Les mille vies d’un aveugle varois

- SONIA BONNIN sbonnin@varmatin.com

De la lumière, il doit protéger ses yeux. Mais, dans le monde cerné de gris qui l’entoure, il puise le goût intense de l’aventure. Lunettes de soleil couvrant son regard, les pieds dans le sable d’une plage de La Seyne (Var) lundi matin, Georges Nicolas est un homme heureux. Dans une semaine, il voguera sur le Rhône, depuis la ville d’Andance, en Ardèche, où le fleuve trace ses sillons, avant de descendre tel un fil bleu vers la Méditerran­ée. Six jours plus tard, il sera à Port-Saint-Louis-du-Rhône, après avoir traversé les marais salants de Camargue – 260 km à pagayer.

Faire un choix

Avec Pascal, l’un de ses deux fils, le kayak est gonflé et mis à l’eau. Le matériel est gracieusem­ent prêté par le fabricant Aquadesign qui sponsorise le « Cano Trip ». Impatient, Fuji monte à bord. Le labrador croisé golden, chien d’aveugle, fait aussi partie du voyage. Pascal guide le canot, donne à son père les indication­s qui lui permettent de prendre des repères. Ils quittent le rivage. Prendre le large, Georges Nicolas l’a osé, alors que la maladie était entrée en fracas dans sa vie. Après des années comme topographe pour le ministère de la Défense – «je faisais des calculs de points en plein ciel » – le père de famille a compris qu’il devait faire un choix : « Soit on s’abandonne au handicap, soit on apprend de lui de façon positive ». Il n’y a rien de facile dans l’épreuve qui lui a fait progressiv­ement perdre la vue. Une maladie orpheline a atteint son oeil droit, avant d’attaquer le second, cinq ans plus tard. Elle ne laisse qu’un monde flou, gris et aplati autour de lui. Alors, Jo l’admet volontiers : « Le goût de l’aventure est venu quand j’ai eu ma maladie ». Un moment de vérité. La clinique de réadaptati­on visuelle à Nîmes a été essentiell­e dans sa reconquête. « Pour reprendre confiance en moi et en mes capacités.»

«Sportif de salon »

Mieux, Georges Nicolas a osé ce qu’il n’avait jamais fait. « J’étais un sportif de salon, qui lisait Midi Olympique», rit-il.
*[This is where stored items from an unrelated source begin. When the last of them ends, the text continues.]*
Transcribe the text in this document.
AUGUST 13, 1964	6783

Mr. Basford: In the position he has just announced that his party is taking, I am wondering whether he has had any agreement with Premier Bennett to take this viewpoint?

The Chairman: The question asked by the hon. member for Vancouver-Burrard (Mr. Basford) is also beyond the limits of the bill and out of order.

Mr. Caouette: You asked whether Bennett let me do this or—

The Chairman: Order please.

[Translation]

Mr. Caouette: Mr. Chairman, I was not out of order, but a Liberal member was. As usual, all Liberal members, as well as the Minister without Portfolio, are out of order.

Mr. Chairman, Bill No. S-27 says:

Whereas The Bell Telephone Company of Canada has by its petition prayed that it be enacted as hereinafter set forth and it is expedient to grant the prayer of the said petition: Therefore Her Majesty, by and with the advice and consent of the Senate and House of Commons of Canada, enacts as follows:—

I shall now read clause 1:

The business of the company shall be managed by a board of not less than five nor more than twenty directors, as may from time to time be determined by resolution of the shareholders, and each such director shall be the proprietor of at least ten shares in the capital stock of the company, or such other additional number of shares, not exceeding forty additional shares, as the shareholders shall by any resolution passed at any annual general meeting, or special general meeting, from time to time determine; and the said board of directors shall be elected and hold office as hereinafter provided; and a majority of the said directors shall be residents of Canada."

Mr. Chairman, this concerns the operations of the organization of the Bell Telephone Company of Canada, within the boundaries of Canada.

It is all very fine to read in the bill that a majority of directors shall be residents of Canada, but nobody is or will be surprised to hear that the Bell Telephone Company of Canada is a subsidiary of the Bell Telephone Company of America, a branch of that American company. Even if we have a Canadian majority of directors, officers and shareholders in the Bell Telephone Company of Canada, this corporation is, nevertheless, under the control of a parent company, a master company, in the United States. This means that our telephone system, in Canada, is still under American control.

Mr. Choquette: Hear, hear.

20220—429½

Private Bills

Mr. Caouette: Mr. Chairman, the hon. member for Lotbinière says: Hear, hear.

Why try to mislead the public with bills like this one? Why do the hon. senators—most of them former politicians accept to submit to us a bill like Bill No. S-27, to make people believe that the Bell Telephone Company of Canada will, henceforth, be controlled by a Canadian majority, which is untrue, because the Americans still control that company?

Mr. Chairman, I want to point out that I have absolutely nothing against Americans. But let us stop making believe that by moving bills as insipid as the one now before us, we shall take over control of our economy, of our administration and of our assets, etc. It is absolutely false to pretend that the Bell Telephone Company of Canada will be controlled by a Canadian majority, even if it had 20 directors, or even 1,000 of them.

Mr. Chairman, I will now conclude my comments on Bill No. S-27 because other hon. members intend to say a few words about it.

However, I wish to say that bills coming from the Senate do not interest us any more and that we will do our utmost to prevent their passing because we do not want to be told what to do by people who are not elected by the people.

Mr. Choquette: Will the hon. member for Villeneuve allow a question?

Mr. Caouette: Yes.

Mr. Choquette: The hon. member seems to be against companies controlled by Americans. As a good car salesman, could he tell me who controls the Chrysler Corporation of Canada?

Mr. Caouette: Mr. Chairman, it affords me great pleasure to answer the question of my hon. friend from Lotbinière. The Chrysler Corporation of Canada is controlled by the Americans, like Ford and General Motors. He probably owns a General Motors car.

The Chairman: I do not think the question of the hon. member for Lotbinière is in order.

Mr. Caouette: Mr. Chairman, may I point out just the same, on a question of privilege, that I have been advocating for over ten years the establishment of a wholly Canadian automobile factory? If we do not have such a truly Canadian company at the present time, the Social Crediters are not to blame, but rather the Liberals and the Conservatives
Depuis, il a connu le parapente vers Signes (Var), la spéléo, l’escalade sur le Faron (Toulon), les expédition­s dans le Grand Nord, en Laponie, en Islande… Un palmarès d’aventurier qui prépare son prochain rêve, la descente du Deh Cho, grand fleuve de l’ouest canadien, en 2019. Le Rhône fera office de préparatio­n, en même temps que Georges Nicolas aura le plaisir d’être avec ses fils et deux amis. Les nuits se feront en bivouac. Les écluses seront franchies en portant les kayaks. Une voiture assurera la logistique. Du café aux bouteilles d’eau ils sont prêts. « Un aveugle heureux ? s’exclame-t-il. Moi je suis heureux. » Et de glisser encore à son fils : «Si tu as un rêve, fais-le.» 1. Les autres partenaire­s sont SPSLavazza, l’Associatio­n Science Technologi­e Société (ASTC) et les Seynois des Charly’boys.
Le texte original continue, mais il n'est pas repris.